Food pairings have earned their reputations: bread and butter, wine and cheese, soda and fries.

By themselves, each one has pros and cons. Bread, for instance, can be a great source of fiber and whole grains, and butter, well, it has been criticized for containing saturated fats, which is true because butter comes from an animal, and animal fat is what it is—saturated—meaning it does bad things to your cholesterol.

With wine, we rationalize our intake because red wine contains resveratrol, an antioxidant believed to be heart-healthy. (It is part of the increasingly popular Mediterranean diet and one touted by many health experts.)

While I’m struggling to come up with good things to say about fries other than they taste good when they’re not soggy, there is increasing evidence that soda can be both good and bad for you.

A study published in a recent edition of the American Journal of Health Promotion found that the risk of gaining weight increases “significantly” when middle-aged women drank a sugar-sweetened soft drink, which is only a sliver of the sugar-sweetened beverage market, a category that includes sports drinks, energy drinks, sweetened teas and fruit drinks.

That finding is a snapshot of what researchers are trying to identify as the feeders of a healthy life. It doesn’t paint the big picture.

That’s what I hope to do for you in this column.

Let’s start with more details about the study. It tracked 170 healthy women, ages 35 to 45, who were recruited from cities in Wyoming and Utah to participate in the four-year study.

The amount of weight gain—5.9 pounds—was significantly higher for women who drank a sugary soda compared to those who reached for an artificially sweetened drink over that time frame. Weight gain for the diet or no-soda group averaged 1 pound over four years.

And that was the good thing that the study said about soda, leading the researchers to conclude that artificially sweetened soft drinks, or none at all, may be a “sensible strategy” to reduce the risk of weight gain over time.

The study also made some broad observations. For example, it noted that women who consumed artificially sweetened soft drinks may have been more health conscious than their peers, which may have resulted in lifestyle differences.

The researchers also pointed out that the participants were primarily Caucasian, educated and non-smokers. In research land, that means that the findings wouldn’t apply to the U.S. population at large, which we all know is a stew of ethnicities, not to mention gender and age differences.

Moreover, the study was not a randomized clinical trial, which means it doesn’t prove cause and effect, that drinking sugar-sweetened beverages causes weight gain.

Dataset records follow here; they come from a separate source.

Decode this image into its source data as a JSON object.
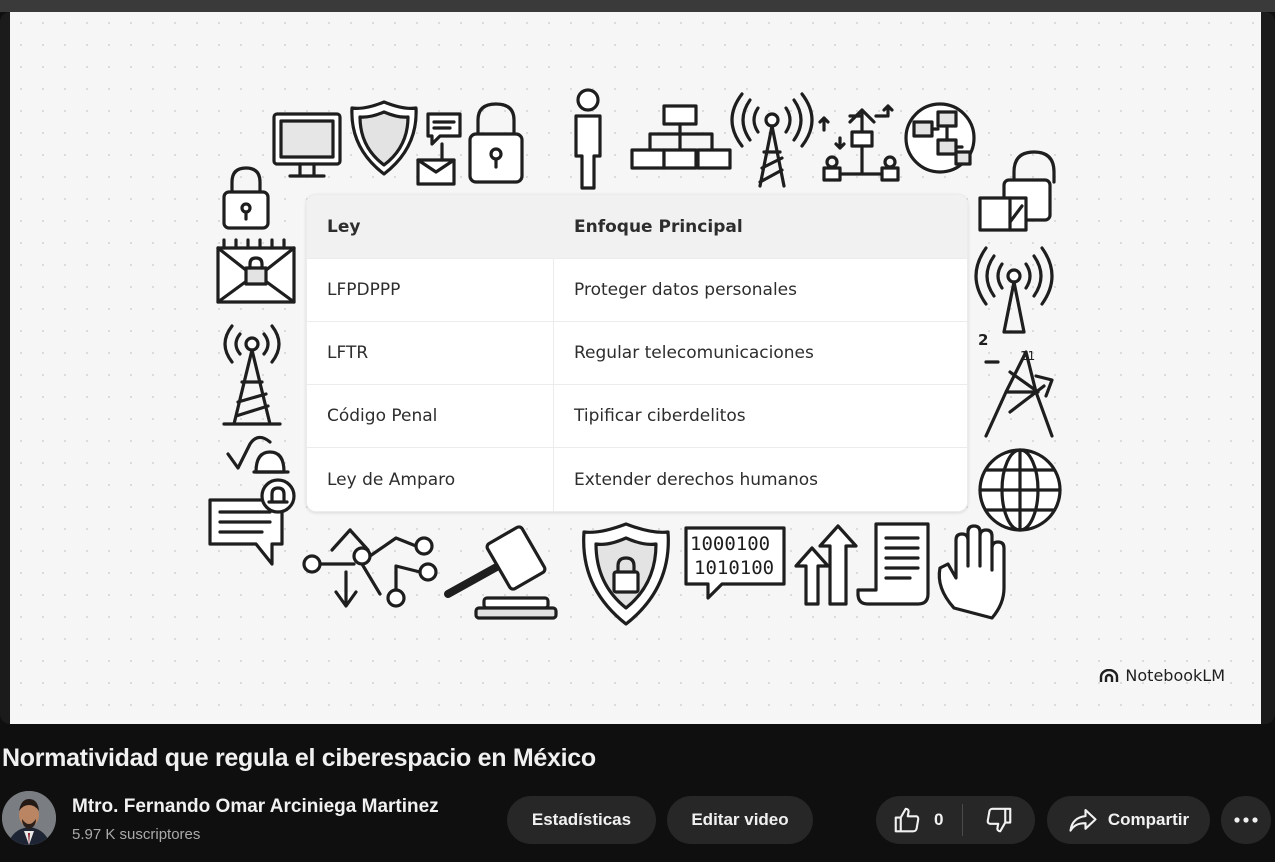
{
  "video": {
    "table": {
      "headers": [
        "Ley",
        "Enfoque Principal"
      ],
      "rows": [
        [
          "LFPDPPP",
          "Proteger datos personales"
        ],
        [
          "LFTR",
          "Regular telecomunicaciones"
        ],
        [
          "Código Penal",
          "Tipificar ciberdelitos"
        ],
        [
          "Ley de Amparo",
          "Extender derechos humanos"
        ]
      ]
    },
    "binary_lines": [
      "1000100",
      "1010100"
    ],
    "tower_numbers": [
      "2",
      "11"
    ],
    "brand": "NotebookLM"
  },
  "title": "Normatividad que regula el ciberespacio en México",
  "channel": {
    "name": "Mtro. Fernando Omar Arciniega Martinez",
    "subscribers": "5.97 K suscriptores"
  },
  "actions": {
    "stats_label": "Estadísticas",
    "edit_label": "Editar video",
    "like_count": "0",
    "share_label": "Compartir"
  },
  "icons": {
    "like": "thumbs-up-icon",
    "dislike": "thumbs-down-icon",
    "share": "share-arrow-icon",
    "more": "more-dots-icon"
  },
  "colors": {
    "page_bg": "#0f0f0f",
    "button_bg": "#272727",
    "slide_bg": "#f6f6f6",
    "secondary_text": "#aaaaaa"
  }
}
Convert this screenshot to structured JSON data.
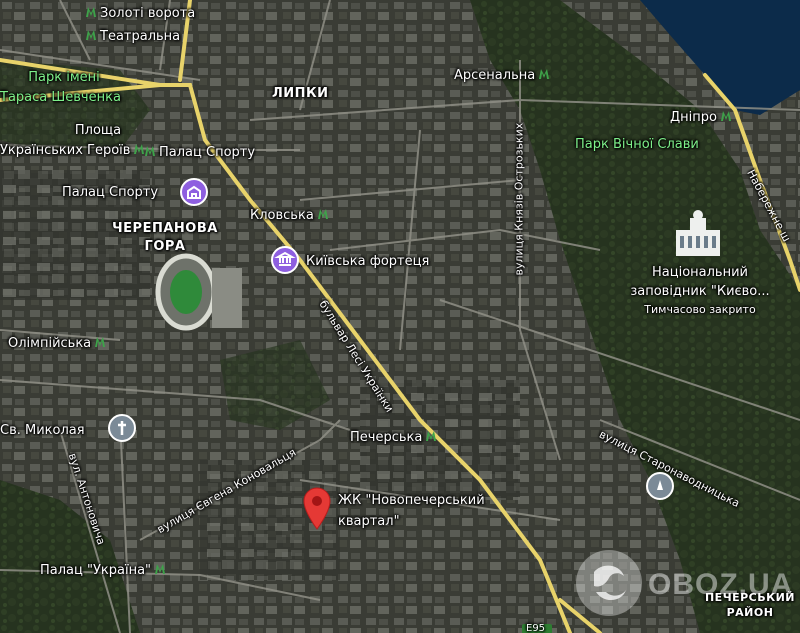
{
  "map": {
    "labels": {
      "zoloti_vorota": "Золоті ворота",
      "teatralna": "Театральна",
      "park_shevchenka_1": "Парк імені",
      "park_shevchenka_2": "Тараса Шевченка",
      "lypky": "ЛИПКИ",
      "arsenalna": "Арсенальна",
      "dnipro": "Дніпро",
      "naberezhne": "Набережне ш",
      "ploshcha_1": "Площа",
      "ploshcha_2": "Українських Героїв",
      "palats_sportu_metro": "Палац Спорту",
      "park_vichnoi_slavy": "Парк Вічної Слави",
      "palats_sportu": "Палац Спорту",
      "klovska": "Кловська",
      "cherepanova_1": "ЧЕРЕПАНОВА",
      "cherepanova_2": "ГОРА",
      "kyivska_fortetsia": "Київська фортеця",
      "kniaziv_ostrozkykh": "вулиця Князів Острозьких",
      "zapovidnyk_1": "Національний",
      "zapovidnyk_2": "заповідник \"Києво...",
      "zapovidnyk_status": "Тимчасово закрито",
      "lesi_ukrainky": "бульвар Лесі Українки",
      "olimpiiska": "Олімпійська",
      "pecherska": "Печерська",
      "sv_mykolaia": "Св. Миколая",
      "staronavodnytska": "вулиця Старонаводницька",
      "antonovycha": "вул. Антоновича",
      "konovaltsia": "вулиця Євгена Коновальця",
      "zhk_1": "ЖК \"Новопечерський",
      "zhk_2": "квартал\"",
      "palats_ukraina": "Палац \"Україна\"",
      "pecherskyi_1": "ПЕЧЕРСЬКИЙ",
      "pecherskyi_2": "РАЙОН",
      "e95": "E95"
    },
    "watermark": "OBOZ.UA",
    "colors": {
      "metro": "#3ea34a",
      "pin": "#e53935",
      "major_road": "#e8d36a",
      "water": "#0c2b4a",
      "poi_purple": "#8e5fe0"
    }
  }
}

But that doesn’t mean that the study doesn’t have value. Placed in a larger context (and here’s my rant), I think the study has merit in terms of lifestyle choices, and the word “lifestyle” seems to be the buzzword these days when it comes to leading a healthful life.

That is the takeaway I’d like to impress upon you. Losing or maintaining weight is not simply a matter of cutting out a sugary drink or anything else because of a study’s findings.

It’s whether we eat a variety of foods known to reduce the risk of chronic conditions, such as Type 2 diabetes, cardiovascular disease, stroke and obesity. It’s also whether we engage in a physical activity program that is consistent and suitable for our health goals.

Not everyone is seeking to lose weight. I work with a lot of seniors who can’t get out of a chair because they’ve lost the strength in their muscles and now require a cane or walker.

Some also have arthritis, so bad it inhibits not only their range of movement but their mobility. For whatever reason—fear of surgery, recovery or both—they appear to have made the decision to hurt for the time being.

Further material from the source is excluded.